Migraine classification, mechanism, and comorbidities
Approved Research ID: 88455
Approval date: January 11th 2023
Migraine is a severe and unique form of headache and a leading cause of disability worldwide. Up to 15% of the population experiences migraine, with rates 2-3 higher among women than men. Formally codified symptoms are used in diagnosis of migraine and its classic subtypes, migraine with (MA) and without (MO) aura. Although new migraine medications have been introduced recently, available treatments remain at least partially ineffective or even contraindicated for many. Major urgent issues in improving care for migraine are 1) developing quantitative measures rather than currently used qualitative symptom-based criteria to improve diagnosis of migraine; 2) elucidating causal mechanisms of migraine pathophysiology to identify new therapeutic strategies; and 3) understanding the basis of migraine comorbidities, which include a clinically important ~2-fold increased risk of ischemic stroke as well as gastrointestinal complications.
The current proposal has potential to address all three issues. The initial aim of the proposed research is to develop a plasma-based (i.e. blood-based) biomarker signature that would provide a quantitative measure of the susceptibility to migraine attack that could be used to complement the current symptom-based approach to diagnosis. A second aim would assess whether any biomarker associations may reflect causes of migraine that may elucidate the pathophysiology that underlies migraine or could be targeted in development of new therapeutics. The third aim would investigate the relationship between any biomarkers related to migraine and migraine comorbidities.

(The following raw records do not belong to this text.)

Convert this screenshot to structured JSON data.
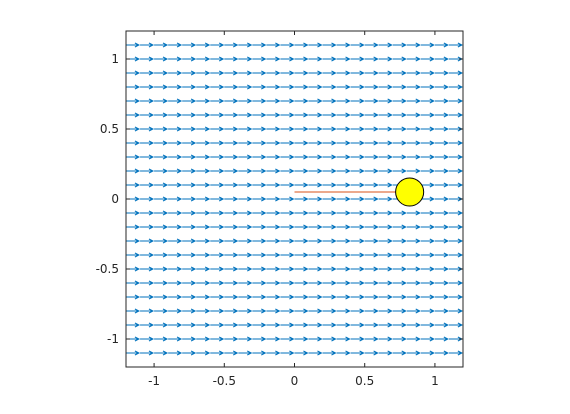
{
  "chart_data": {
    "type": "quiver",
    "title": "",
    "xlabel": "",
    "ylabel": "",
    "xlim": [
      -1.2,
      1.2
    ],
    "ylim": [
      -1.2,
      1.2
    ],
    "xticks": [
      -1,
      -0.5,
      0,
      0.5,
      1
    ],
    "xtick_labels": [
      "-1",
      "-0.5",
      "0",
      "0.5",
      "1"
    ],
    "yticks": [
      -1,
      -0.5,
      0,
      0.5,
      1
    ],
    "ytick_labels": [
      "-1",
      "-0.5",
      "0",
      "0.5",
      "1"
    ],
    "grid": false,
    "vector_field": {
      "x_range": [
        -1.2,
        1.2
      ],
      "y_range": [
        -1.1,
        1.1
      ],
      "spacing": 0.1,
      "u": 1,
      "v": 0,
      "color": "#0072BD"
    },
    "trail": {
      "x": [
        0,
        0.72
      ],
      "y": [
        0.05,
        0.05
      ],
      "color": "#D95319"
    },
    "ball": {
      "center": [
        0.82,
        0.05
      ],
      "radius": 0.1,
      "fill": "#FFFF00",
      "edge": "#000000"
    }
  }
}
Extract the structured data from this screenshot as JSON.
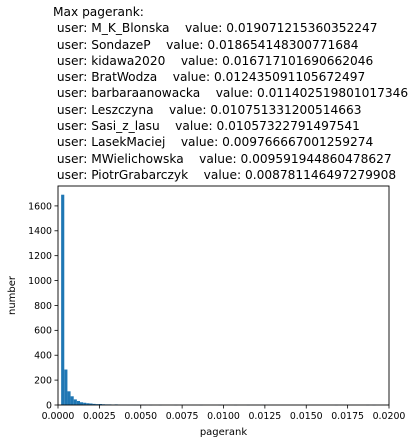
{
  "header": {
    "title": "Max pagerank:",
    "lines": [
      " user: M_K_Blonska    value: 0.019071215360352247",
      " user: SondazeP    value: 0.018654148300771684",
      " user: kidawa2020    value: 0.016717101690662046",
      " user: BratWodza    value: 0.012435091105672497",
      " user: barbaraanowacka    value: 0.011402519801017346",
      " user: Leszczyna    value: 0.010751331200514663",
      " user: Sasi_z_lasu    value: 0.01057322791497541",
      " user: LasekMaciej    value: 0.009766667001259274",
      " user: MWielichowska    value: 0.009591944860478627",
      " user: PiotrGrabarczyk    value: 0.008781146497279908"
    ]
  },
  "chart_data": {
    "type": "bar",
    "xlabel": "pagerank",
    "ylabel": "number",
    "xlim": [
      0,
      0.02
    ],
    "ylim": [
      0,
      1760
    ],
    "xticks": [
      0.0,
      0.0025,
      0.005,
      0.0075,
      0.01,
      0.0125,
      0.015,
      0.0175,
      0.02
    ],
    "xtick_labels": [
      "0.0000",
      "0.0025",
      "0.0050",
      "0.0075",
      "0.0100",
      "0.0125",
      "0.0150",
      "0.0175",
      "0.0200"
    ],
    "yticks": [
      0,
      200,
      400,
      600,
      800,
      1000,
      1200,
      1400,
      1600
    ],
    "ytick_labels": [
      "0",
      "200",
      "400",
      "600",
      "800",
      "1000",
      "1200",
      "1400",
      "1600"
    ],
    "bin_width": 0.00019,
    "bins": [
      {
        "x": 0.00019,
        "value": 1690
      },
      {
        "x": 0.00038,
        "value": 285
      },
      {
        "x": 0.00057,
        "value": 110
      },
      {
        "x": 0.00076,
        "value": 70
      },
      {
        "x": 0.00095,
        "value": 45
      },
      {
        "x": 0.00114,
        "value": 32
      },
      {
        "x": 0.00133,
        "value": 22
      },
      {
        "x": 0.00152,
        "value": 18
      },
      {
        "x": 0.00171,
        "value": 14
      },
      {
        "x": 0.0019,
        "value": 12
      },
      {
        "x": 0.00209,
        "value": 9
      },
      {
        "x": 0.00228,
        "value": 7
      },
      {
        "x": 0.00247,
        "value": 8
      },
      {
        "x": 0.00266,
        "value": 6
      },
      {
        "x": 0.00285,
        "value": 5
      },
      {
        "x": 0.00304,
        "value": 5
      },
      {
        "x": 0.00323,
        "value": 4
      },
      {
        "x": 0.00342,
        "value": 5
      },
      {
        "x": 0.00361,
        "value": 4
      },
      {
        "x": 0.0038,
        "value": 3
      },
      {
        "x": 0.00399,
        "value": 3
      },
      {
        "x": 0.00418,
        "value": 2
      },
      {
        "x": 0.00437,
        "value": 3
      },
      {
        "x": 0.00456,
        "value": 2
      },
      {
        "x": 0.00475,
        "value": 2
      },
      {
        "x": 0.00494,
        "value": 1
      },
      {
        "x": 0.00513,
        "value": 1
      },
      {
        "x": 0.00551,
        "value": 1
      },
      {
        "x": 0.00608,
        "value": 1
      },
      {
        "x": 0.00703,
        "value": 1
      },
      {
        "x": 0.00855,
        "value": 1
      },
      {
        "x": 0.00969,
        "value": 1
      },
      {
        "x": 0.01064,
        "value": 1
      },
      {
        "x": 0.0114,
        "value": 1
      },
      {
        "x": 0.01235,
        "value": 1
      },
      {
        "x": 0.01672,
        "value": 1
      },
      {
        "x": 0.01862,
        "value": 1
      },
      {
        "x": 0.019,
        "value": 1
      }
    ],
    "bar_color": "#1f77b4"
  }
}
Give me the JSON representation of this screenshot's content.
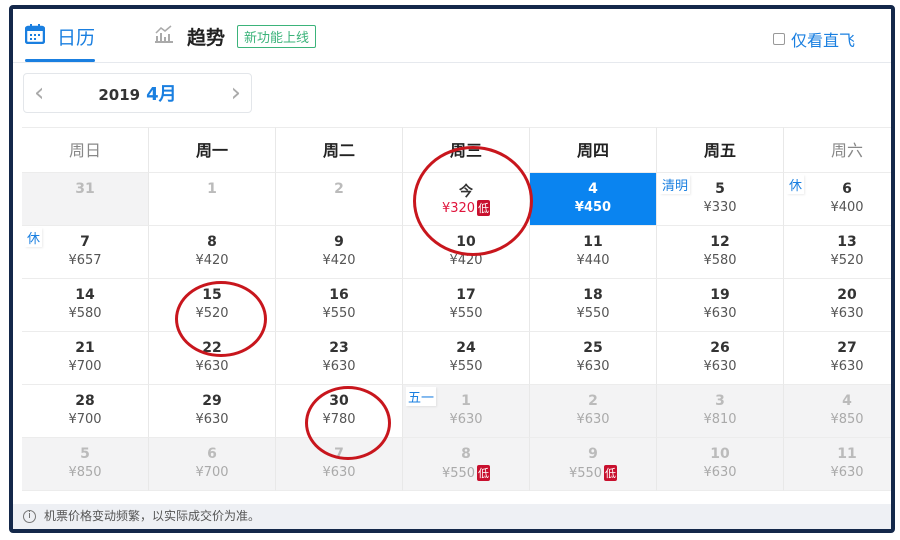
{
  "tabs": {
    "calendar": "日历",
    "trend": "趋势",
    "new_badge": "新功能上线",
    "direct_only": "仅看直飞"
  },
  "month_nav": {
    "year": "2019",
    "month": "4月",
    "prev": "‹",
    "next": "›"
  },
  "weekdays": [
    "周日",
    "周一",
    "周二",
    "周三",
    "周四",
    "周五",
    "周六"
  ],
  "weeks": [
    [
      {
        "day": "31",
        "price": "",
        "state": "shaded-muted"
      },
      {
        "day": "1",
        "price": "",
        "state": "muted"
      },
      {
        "day": "2",
        "price": "",
        "state": "muted"
      },
      {
        "day": "今",
        "price": "¥320",
        "low": true
      },
      {
        "day": "4",
        "price": "¥450",
        "state": "selected"
      },
      {
        "day": "5",
        "price": "¥330",
        "tag": "清明"
      },
      {
        "day": "6",
        "price": "¥400",
        "tag": "休"
      }
    ],
    [
      {
        "day": "7",
        "price": "¥657",
        "tag": "休"
      },
      {
        "day": "8",
        "price": "¥420"
      },
      {
        "day": "9",
        "price": "¥420"
      },
      {
        "day": "10",
        "price": "¥420"
      },
      {
        "day": "11",
        "price": "¥440"
      },
      {
        "day": "12",
        "price": "¥580"
      },
      {
        "day": "13",
        "price": "¥520"
      }
    ],
    [
      {
        "day": "14",
        "price": "¥580"
      },
      {
        "day": "15",
        "price": "¥520"
      },
      {
        "day": "16",
        "price": "¥550"
      },
      {
        "day": "17",
        "price": "¥550"
      },
      {
        "day": "18",
        "price": "¥550"
      },
      {
        "day": "19",
        "price": "¥630"
      },
      {
        "day": "20",
        "price": "¥630"
      }
    ],
    [
      {
        "day": "21",
        "price": "¥700"
      },
      {
        "day": "22",
        "price": "¥630"
      },
      {
        "day": "23",
        "price": "¥630"
      },
      {
        "day": "24",
        "price": "¥550"
      },
      {
        "day": "25",
        "price": "¥630"
      },
      {
        "day": "26",
        "price": "¥630"
      },
      {
        "day": "27",
        "price": "¥630"
      }
    ],
    [
      {
        "day": "28",
        "price": "¥700"
      },
      {
        "day": "29",
        "price": "¥630"
      },
      {
        "day": "30",
        "price": "¥780"
      },
      {
        "day": "1",
        "price": "¥630",
        "state": "shaded-muted",
        "tag": "五一"
      },
      {
        "day": "2",
        "price": "¥630",
        "state": "shaded-muted"
      },
      {
        "day": "3",
        "price": "¥810",
        "state": "shaded-muted"
      },
      {
        "day": "4",
        "price": "¥850",
        "state": "shaded-muted"
      }
    ],
    [
      {
        "day": "5",
        "price": "¥850",
        "state": "shaded-muted"
      },
      {
        "day": "6",
        "price": "¥700",
        "state": "shaded-muted"
      },
      {
        "day": "7",
        "price": "¥630",
        "state": "shaded-muted"
      },
      {
        "day": "8",
        "price": "¥550",
        "state": "shaded-muted",
        "low": true
      },
      {
        "day": "9",
        "price": "¥550",
        "state": "shaded-muted",
        "low": true
      },
      {
        "day": "10",
        "price": "¥630",
        "state": "shaded-muted"
      },
      {
        "day": "11",
        "price": "¥630",
        "state": "shaded-muted"
      }
    ]
  ],
  "low_label": "低",
  "footer": {
    "notice": "机票价格变动频繁，以实际成交价为准。"
  },
  "colors": {
    "accent": "#1a7fe0",
    "selected": "#0a84f0",
    "low": "#c8102e",
    "annotation": "#c8161d"
  }
}
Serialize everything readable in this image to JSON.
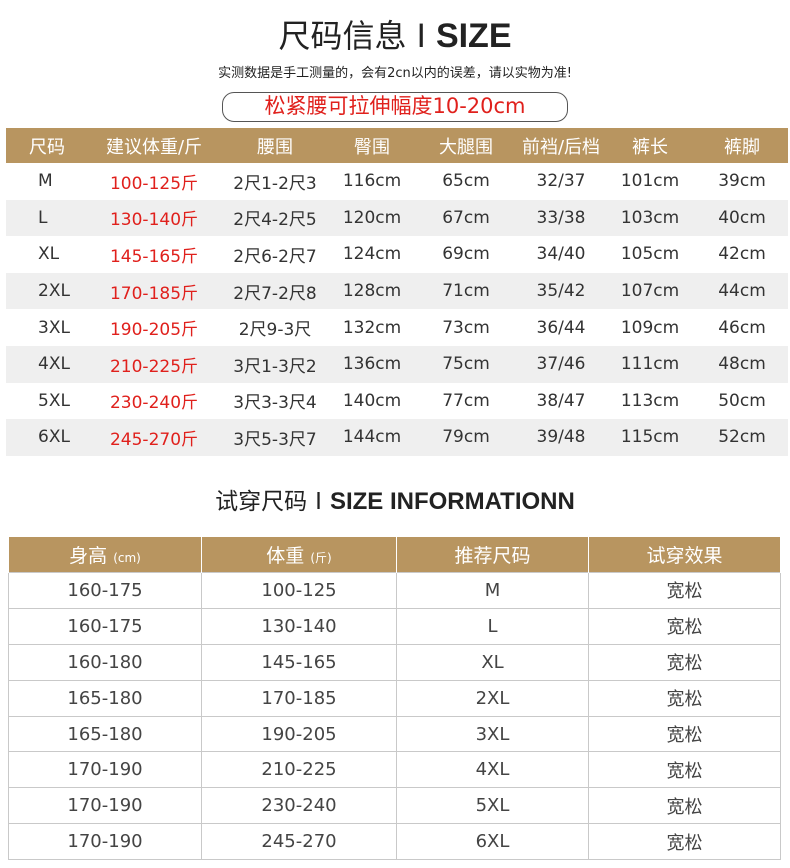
{
  "header": {
    "title_cn": "尺码信息",
    "title_sep": "I",
    "title_en": "SIZE",
    "note": "实测数据是手工测量的，会有2cn以内的误差，请以实物为准!",
    "stretch_note": "松紧腰可拉伸幅度10-20cm"
  },
  "size_table": {
    "headers": [
      "尺码",
      "建议体重/斤",
      "腰围",
      "臀围",
      "大腿围",
      "前裆/后档",
      "裤长",
      "裤脚"
    ],
    "rows": [
      [
        "M",
        "100-125斤",
        "2尺1-2尺3",
        "116cm",
        "65cm",
        "32/37",
        "101cm",
        "39cm"
      ],
      [
        "L",
        "130-140斤",
        "2尺4-2尺5",
        "120cm",
        "67cm",
        "33/38",
        "103cm",
        "40cm"
      ],
      [
        "XL",
        "145-165斤",
        "2尺6-2尺7",
        "124cm",
        "69cm",
        "34/40",
        "105cm",
        "42cm"
      ],
      [
        "2XL",
        "170-185斤",
        "2尺7-2尺8",
        "128cm",
        "71cm",
        "35/42",
        "107cm",
        "44cm"
      ],
      [
        "3XL",
        "190-205斤",
        "2尺9-3尺",
        "132cm",
        "73cm",
        "36/44",
        "109cm",
        "46cm"
      ],
      [
        "4XL",
        "210-225斤",
        "3尺1-3尺2",
        "136cm",
        "75cm",
        "37/46",
        "111cm",
        "48cm"
      ],
      [
        "5XL",
        "230-240斤",
        "3尺3-3尺4",
        "140cm",
        "77cm",
        "38/47",
        "113cm",
        "50cm"
      ],
      [
        "6XL",
        "245-270斤",
        "3尺5-3尺7",
        "144cm",
        "79cm",
        "39/48",
        "115cm",
        "52cm"
      ]
    ]
  },
  "try_section": {
    "title_cn": "试穿尺码",
    "title_sep": "I",
    "title_en": "SIZE INFORMATIONN"
  },
  "try_table": {
    "headers": [
      {
        "label": "身高",
        "unit": "(cm)"
      },
      {
        "label": "体重",
        "unit": "(斤)"
      },
      {
        "label": "推荐尺码",
        "unit": ""
      },
      {
        "label": "试穿效果",
        "unit": ""
      }
    ],
    "rows": [
      [
        "160-175",
        "100-125",
        "M",
        "宽松"
      ],
      [
        "160-175",
        "130-140",
        "L",
        "宽松"
      ],
      [
        "160-180",
        "145-165",
        "XL",
        "宽松"
      ],
      [
        "165-180",
        "170-185",
        "2XL",
        "宽松"
      ],
      [
        "165-180",
        "190-205",
        "3XL",
        "宽松"
      ],
      [
        "170-190",
        "210-225",
        "4XL",
        "宽松"
      ],
      [
        "170-190",
        "230-240",
        "5XL",
        "宽松"
      ],
      [
        "170-190",
        "245-270",
        "6XL",
        "宽松"
      ]
    ]
  },
  "colors": {
    "header_bg": "#b89560",
    "accent_red": "#e0201c",
    "alt_row": "#efefef"
  }
}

There are many potential impacts on public health. If the proposed biomarker signature can be developed, it would be useful for diagnosing susceptibility to migraine attack in a quantitative way, potentially providing objective measures of migraine severity and migraine subtype that could help optimize choice of treatment via future clinical trials. Beyond the precision medicine goal of optimally matching patients to treatments, a plasma biomarker signature of migraine attack susceptibility may also have value as a quantitative readout of the effect of various treatments in future clinical trials. Within the biomarker signature, any proteins or metabolites that appear to cause migraine as judged by findings from the proposed genetic analysis, would provide clues for the development of new therapeutics as has been done for other clinical conditions. Similarly, insights into the causal biology by migraine may help offset the impact of its comorbidities, particularly ischemic stroke. The project is expected to require up to 3 years to complete.